Partly, the good results this year will also be supported by the promised state investments that the government has already begun to carry out before the election. It has already announced the introduction of unconditional basic income for some citizens, which will help
reducing poverty
and will stimulate consumption. These factors may distort the overall picture, but still, the country’s economy seems to be in enviable health amidst the overall state of the global markets. And more and more analysts ask the question: Is India becoming the new China, and can the country play the role of a global economic drive at a time when the clouds over the All under Heaven Empire are getting thicker?
Undoubtedly, everyone’s eyes are now focused on New Delhi, and companies across multiple industries – from technology giants, such as Google and Facebook, to companies in the fast-moving goods, entertainment, and finance sectors – are trying to position themselves on a promising and fast-growing local market.
In addition, India has a key difference compared to China – it is a democracy, with all the positives that come from that. What is more, to a great extent, there, there are no or at least not so great problems, such as the theft of intellectual property and protectionism that many associate with the businesses in the All under Heaven Empire. Both countries have a similar population. With its 1,365 billion inhabitants, India takes the second place according to this indicator, but the expectations are that if the current growth rates in both countries remain the same, it will outnumber China by population in 2028.
Both countries are not in a good relationship with each other. They have armies that are similar in size, but while the army of India is superior with regard to the number of soldiers and reserve officers, the Chinese one is much more modern and has a significant advantage with regard to armoured vehicles, aviation and artillery. However, the mountainous terrain along their common border makes the use of this equipment very difficult, and a possible military conflict is not in the plans of either country. Luckily for the whole world, the race between them, at least in the foreseeable future, will remain on the battlefield of economy.

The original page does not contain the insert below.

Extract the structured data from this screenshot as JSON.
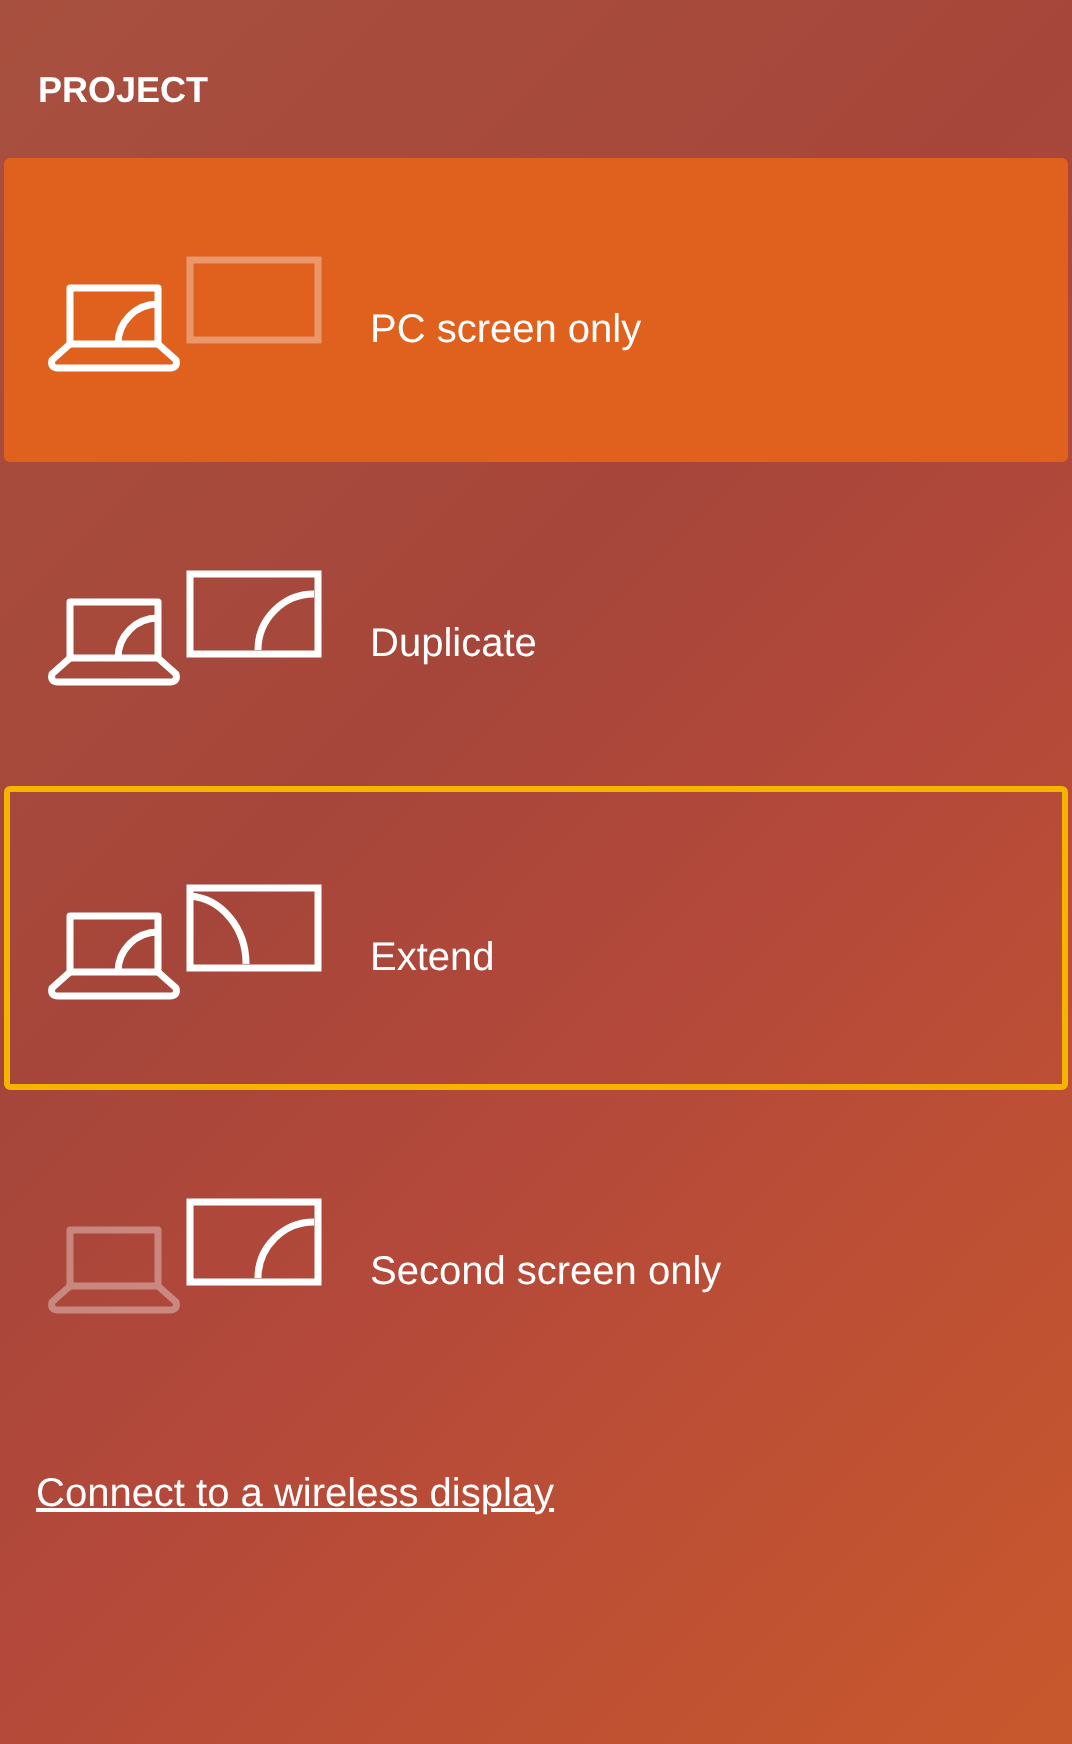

With the opportunity to maintain growth of 7-8% in the long run, India is in a
very good position
at a time when the Chinese economy is slowing down. However, this may not be enough to take the position of a world economic drive from Beijing. Although democracy is an important factor that facilitates free initiative, the centralized government of the Chinese Communist Party also has its own advantages. These include, for example, the ability to implement much more targeted policies and regulations in the name of the single objective of the party to revive the grandeur of medieval China, but this time on a global scale. This centralization, for example, has allowed the country to take 700 million of its citizens out of poverty for the last 40 years, while in India, the results in this direction are much more modest, and poverty is still a huge problem.
The government in New Delhi is limited not only by the opposition in the parliament and the civil society, but also by the regional fragmentation of the country. In addition, it lacks the determination, typical for the Chinese leader Xi Jinping with regard to the international expansion of the country. Nothing in India can be compared to the scale of initiatives, such as One Belt, One Road, China’s investments in Africa, or the acquisition of Western corporations. The question is not only whether it can but also does India want to be a world hegemon?
At least at this stage, the more likely answer is “no.” China, even having a declining growth, will probably always be able to maintain levels of 5-6 percent. The country is still known as the world’s factory, and in addition, it can now boast with a number of recognizable names in the technology sector, such as Lenovo, Huawei and Xiaomi, as well as extremely strong R&D sector in key scientific segments – from quantum networks to artificial intelligence. All this means that India, despite its current good shape, is unlikely to be able to replace the All under Heaven Empire in the foreseeable future. Surely, however, the country’s upward indicators are good news for the whole world. Because even if it does not establish itself as the main drive of the global economy, the presence of another good-working drive will be essential, especially in the times of turbulence that are to come.